When asked to comment on the play and the officiating in general, MacDonald chose his words carefully.
“I think we’re very fortunate in Hockey East to have a lot of top-notch officials. We just don’t have enough of them,” MacDonald said. According to Hockey East officials, Andrews had appeared as referee in some nonleague contests but Saturday was doing his first league game.
“Sometimes these games get away from you if you’re not used to doing TV games and games of that nature,” MacDonald added.
The ensuing five-on-three created by MacDonald’s penalty resulted in yet another BC power-play tally. This time, it was Alberts snapping his fifth of the season and second of the weekend at 7:28 for a 3-1 Eagles lead, opening the floodgates in the Lowell net.

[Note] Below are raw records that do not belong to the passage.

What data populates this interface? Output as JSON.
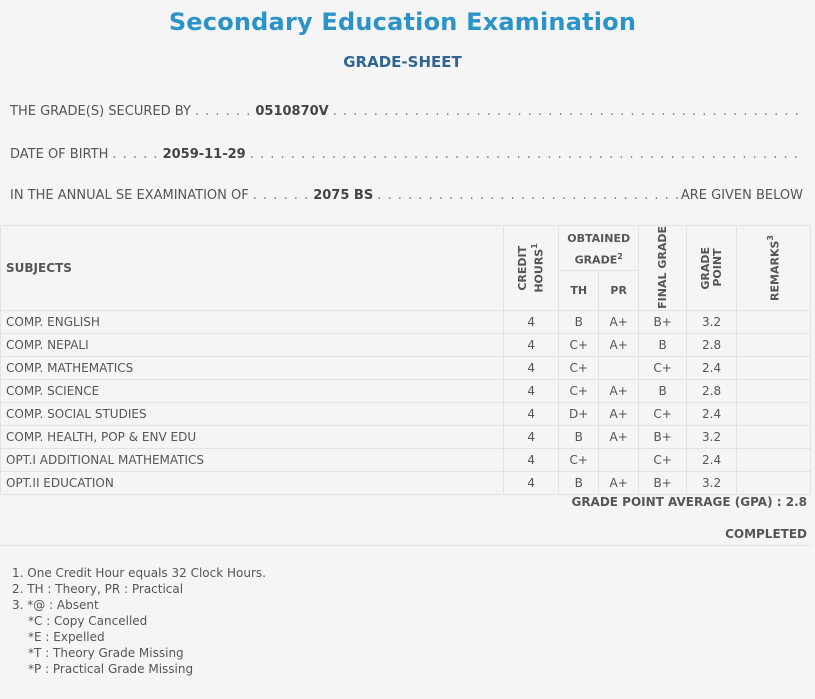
{
  "header": {
    "title": "Secondary Education Examination",
    "subtitle": "GRADE-SHEET"
  },
  "student": {
    "secured_label": "THE GRADE(S) SECURED BY",
    "symbol_no": "0510870V",
    "dob_label": "DATE OF BIRTH",
    "dob": "2059-11-29",
    "exam_label": "IN THE ANNUAL SE EXAMINATION OF",
    "exam_year": "2075 BS",
    "exam_suffix": "ARE GIVEN BELOW"
  },
  "table": {
    "subjects_header": "SUBJECTS",
    "credit_header": "CREDIT HOURS",
    "credit_sup": "1",
    "obtained_header": "OBTAINED GRADE",
    "obtained_sup": "2",
    "th_header": "TH",
    "pr_header": "PR",
    "final_header": "FINAL GRADE",
    "gp_header": "GRADE POINT",
    "remarks_header": "REMARKS",
    "remarks_sup": "3",
    "rows": [
      {
        "subject": "COMP. ENGLISH",
        "credit": "4",
        "th": "B",
        "pr": "A+",
        "final": "B+",
        "gp": "3.2",
        "remarks": ""
      },
      {
        "subject": "COMP. NEPALI",
        "credit": "4",
        "th": "C+",
        "pr": "A+",
        "final": "B",
        "gp": "2.8",
        "remarks": ""
      },
      {
        "subject": "COMP. MATHEMATICS",
        "credit": "4",
        "th": "C+",
        "pr": "",
        "final": "C+",
        "gp": "2.4",
        "remarks": ""
      },
      {
        "subject": "COMP. SCIENCE",
        "credit": "4",
        "th": "C+",
        "pr": "A+",
        "final": "B",
        "gp": "2.8",
        "remarks": ""
      },
      {
        "subject": "COMP. SOCIAL STUDIES",
        "credit": "4",
        "th": "D+",
        "pr": "A+",
        "final": "C+",
        "gp": "2.4",
        "remarks": ""
      },
      {
        "subject": "COMP. HEALTH, POP & ENV EDU",
        "credit": "4",
        "th": "B",
        "pr": "A+",
        "final": "B+",
        "gp": "3.2",
        "remarks": ""
      },
      {
        "subject": "OPT.I ADDITIONAL MATHEMATICS",
        "credit": "4",
        "th": "C+",
        "pr": "",
        "final": "C+",
        "gp": "2.4",
        "remarks": ""
      },
      {
        "subject": "OPT.II EDUCATION",
        "credit": "4",
        "th": "B",
        "pr": "A+",
        "final": "B+",
        "gp": "3.2",
        "remarks": ""
      }
    ]
  },
  "summary": {
    "gpa_label": "GRADE POINT AVERAGE (GPA) :",
    "gpa_value": "2.8",
    "status": "COMPLETED"
  },
  "notes": [
    "1. One Credit Hour equals 32 Clock Hours.",
    "2. TH : Theory, PR : Practical",
    "3. *@ : Absent",
    "*C : Copy Cancelled",
    "*E : Expelled",
    "*T : Theory Grade Missing",
    "*P : Practical Grade Missing"
  ],
  "colors": {
    "title": "#2b93c7",
    "subtitle": "#2f6592",
    "background": "#f5f5f5"
  }
}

Before the period ended, BC increased its lead to 6-1 thanks to two more special-teams tallies — a Ryan Shannon power-play goal at 11:25 and a Voce shorthanded marker at 12:55 — sandwiching Brett Peterson’s fourth goal of the year at 12:17.
In all, Boston College erupted for five goals over six minutes to change the complexion of the game completely.
Eagles rookie Stephen Gionta added his first career goal at 1:21 to account for the 7-1 final.
BC maintained position atop Hockey East with the weekend sweep and will try to carry momentum into next weekend’s series against Commonwealth Avenue rival Boston University.
For Lowell, the need to regroup may never be so critical. Next weekend the River Hawks will face Northeastern in a home-and-home series. Likely come season’s end, Lowell and Northeastern will be fighting for the final playoff spot, meaning a sweep on either side next weekend could signal the finish for the loser.
Domish, though, firmly believes that the team can move past this weekend.
“[Our team is] very positive, very up in spirits,” said Domish about a team meeting that took place immediately after Saturday’s game. “We’ve got to come back on Monday at 1 p.m. for a lift and go from there.”
“You can’t believe the dynamics and synergy of this team unless you’re in the locker room,” said MacDonald. “We’re going to focus on the 23 good minutes that we played tonight, not the other part.”